The film was actress Meenakshi Shirodkar's debut film. She had previously worked in theatre. The film became notable for the song sequence "Yamuna Jali Khelu Khel" where Shirodkar wore a swimsuit. The scene involved the character Kishori trying to seduce Audumbar while bathing on a ghat.

==Reception and legacy==
The film had dialogues written by Atre, who is known for his sense of humour. His satirical handling of Hindu nationalist organization Rashtriya Swayamsevak Sangh's ideologies in the Marathi medium and Pandit Indra's writing for the Hindi medium brought in audiences. Critics have also credited the success of the film to these strong dialogue writers. Apart from the dialogues, the film's main attraction was Shirodkar's song sequence with the swimsuit that brought repeat audiences and also brought fame to Shirodkar. The film was a hit at the box office and ran for twenty five weeks in Mumbai and for fifty in Pune. The then critics had also criticized the bold song sequence.

After stunning the traditional Marathi audience and despite the criticism for the bold scene, the film brought popularity for Shirodkar. Her twin-plait hairstyle also became popular and trendy among teenage girls. The pair of Master Vinayak and Shirodkar was well received by audiences. The two went on to play successful lead roles in various film like Brandichi Batli (1939), Ardhangi / Ghar Ki Rani (1940), Amrut (1941), Mazhe Bal (1943) and more.

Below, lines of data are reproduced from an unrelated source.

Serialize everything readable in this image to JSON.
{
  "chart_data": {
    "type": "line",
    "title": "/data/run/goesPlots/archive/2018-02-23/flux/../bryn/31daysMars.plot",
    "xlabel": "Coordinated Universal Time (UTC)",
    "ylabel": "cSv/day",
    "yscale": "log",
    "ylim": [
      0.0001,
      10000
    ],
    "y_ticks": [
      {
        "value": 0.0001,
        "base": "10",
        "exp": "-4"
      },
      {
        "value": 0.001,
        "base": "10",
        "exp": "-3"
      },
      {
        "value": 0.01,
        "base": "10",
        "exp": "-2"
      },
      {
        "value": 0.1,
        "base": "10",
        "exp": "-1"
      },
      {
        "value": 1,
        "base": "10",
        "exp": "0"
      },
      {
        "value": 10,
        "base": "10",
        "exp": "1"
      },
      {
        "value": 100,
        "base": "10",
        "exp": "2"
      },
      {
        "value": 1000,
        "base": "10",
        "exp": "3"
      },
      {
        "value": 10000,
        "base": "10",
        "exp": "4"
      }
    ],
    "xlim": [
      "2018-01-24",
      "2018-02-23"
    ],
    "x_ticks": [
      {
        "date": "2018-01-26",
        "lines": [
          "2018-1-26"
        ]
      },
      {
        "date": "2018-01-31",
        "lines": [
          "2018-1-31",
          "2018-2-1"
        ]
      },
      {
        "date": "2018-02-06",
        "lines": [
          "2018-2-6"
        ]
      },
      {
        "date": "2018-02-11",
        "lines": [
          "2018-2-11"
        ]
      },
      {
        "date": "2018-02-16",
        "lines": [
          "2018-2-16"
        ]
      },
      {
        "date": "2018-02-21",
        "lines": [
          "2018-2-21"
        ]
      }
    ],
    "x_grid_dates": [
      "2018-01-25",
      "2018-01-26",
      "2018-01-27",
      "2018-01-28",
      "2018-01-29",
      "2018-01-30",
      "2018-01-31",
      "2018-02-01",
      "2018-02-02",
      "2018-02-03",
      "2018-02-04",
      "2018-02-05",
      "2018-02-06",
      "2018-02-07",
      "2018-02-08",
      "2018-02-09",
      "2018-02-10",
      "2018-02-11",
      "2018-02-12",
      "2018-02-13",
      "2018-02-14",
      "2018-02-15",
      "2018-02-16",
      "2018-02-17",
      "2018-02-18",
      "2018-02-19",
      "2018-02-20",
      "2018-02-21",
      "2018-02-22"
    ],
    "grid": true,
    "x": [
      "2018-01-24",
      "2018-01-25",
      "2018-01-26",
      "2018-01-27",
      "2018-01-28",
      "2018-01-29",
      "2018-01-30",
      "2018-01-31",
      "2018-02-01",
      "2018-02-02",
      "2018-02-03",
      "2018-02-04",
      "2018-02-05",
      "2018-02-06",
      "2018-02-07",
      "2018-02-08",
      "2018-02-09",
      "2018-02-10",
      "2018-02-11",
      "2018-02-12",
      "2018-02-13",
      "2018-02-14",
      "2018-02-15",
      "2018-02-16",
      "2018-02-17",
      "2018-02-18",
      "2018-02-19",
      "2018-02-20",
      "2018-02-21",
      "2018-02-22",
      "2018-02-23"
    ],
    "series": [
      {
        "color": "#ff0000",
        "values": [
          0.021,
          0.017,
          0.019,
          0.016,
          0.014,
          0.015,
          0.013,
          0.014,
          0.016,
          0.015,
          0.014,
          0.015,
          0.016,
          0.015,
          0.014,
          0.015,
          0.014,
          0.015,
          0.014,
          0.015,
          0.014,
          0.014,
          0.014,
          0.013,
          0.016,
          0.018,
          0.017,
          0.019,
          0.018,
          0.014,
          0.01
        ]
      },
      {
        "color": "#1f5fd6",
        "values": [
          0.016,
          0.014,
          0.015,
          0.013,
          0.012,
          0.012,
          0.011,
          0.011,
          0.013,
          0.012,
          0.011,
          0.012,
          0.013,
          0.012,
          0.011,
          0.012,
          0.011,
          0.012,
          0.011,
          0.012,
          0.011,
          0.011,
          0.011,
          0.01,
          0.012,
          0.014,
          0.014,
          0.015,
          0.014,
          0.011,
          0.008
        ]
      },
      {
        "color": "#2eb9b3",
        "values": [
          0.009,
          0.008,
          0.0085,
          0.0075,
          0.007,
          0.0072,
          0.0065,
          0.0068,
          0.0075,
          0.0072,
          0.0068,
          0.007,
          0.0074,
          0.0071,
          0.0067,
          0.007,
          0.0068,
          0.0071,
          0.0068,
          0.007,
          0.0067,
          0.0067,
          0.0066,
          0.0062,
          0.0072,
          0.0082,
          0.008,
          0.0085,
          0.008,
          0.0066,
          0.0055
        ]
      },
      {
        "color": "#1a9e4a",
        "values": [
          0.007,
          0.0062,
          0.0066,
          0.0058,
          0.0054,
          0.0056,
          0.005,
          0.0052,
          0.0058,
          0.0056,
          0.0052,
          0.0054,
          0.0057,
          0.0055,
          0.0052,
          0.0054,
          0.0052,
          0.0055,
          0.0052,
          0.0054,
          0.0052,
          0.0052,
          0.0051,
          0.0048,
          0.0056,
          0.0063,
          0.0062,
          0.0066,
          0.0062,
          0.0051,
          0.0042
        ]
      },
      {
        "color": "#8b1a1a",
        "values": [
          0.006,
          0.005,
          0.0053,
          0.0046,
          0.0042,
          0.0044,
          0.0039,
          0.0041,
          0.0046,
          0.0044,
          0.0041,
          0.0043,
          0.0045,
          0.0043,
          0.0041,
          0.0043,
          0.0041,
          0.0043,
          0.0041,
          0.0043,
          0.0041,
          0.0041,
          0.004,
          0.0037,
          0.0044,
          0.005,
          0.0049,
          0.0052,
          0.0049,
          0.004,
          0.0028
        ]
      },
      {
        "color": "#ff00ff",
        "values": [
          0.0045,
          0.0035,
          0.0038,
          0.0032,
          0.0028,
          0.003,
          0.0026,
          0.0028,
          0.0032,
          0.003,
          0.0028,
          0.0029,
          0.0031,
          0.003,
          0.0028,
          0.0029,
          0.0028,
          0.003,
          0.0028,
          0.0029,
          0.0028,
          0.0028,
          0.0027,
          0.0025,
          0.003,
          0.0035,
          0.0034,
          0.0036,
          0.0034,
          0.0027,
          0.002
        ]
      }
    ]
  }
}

The film was also adapted as a play of same name in 1984. It starred Prashant Damle and Varsha Usgaonkar in lead roles and was directed by Damu Kenkre. The music was revived by Ashok Patki and the popular song "Yamuna Jali Khelu Khel" was still maintained with Usgaonkar now in a swimsuit, trying to seduce Damle. The play proved to be a turning point for the current female lead also. Usgaonkar was noticed by director-actor Sachin Pilgaonkar, who then launched her in films through Gammat Jammat.

The song "Yamuna Jali Khelu Khel" still remains popular. After its use in Kenkre's play, the song was recently also used in the film Pratibimb (2011). Sung by newcomer Sampada Hire, the music was composed by Avadhoot Gupte and was picturised on Ankush Choudhary and Sonali Kulkarni.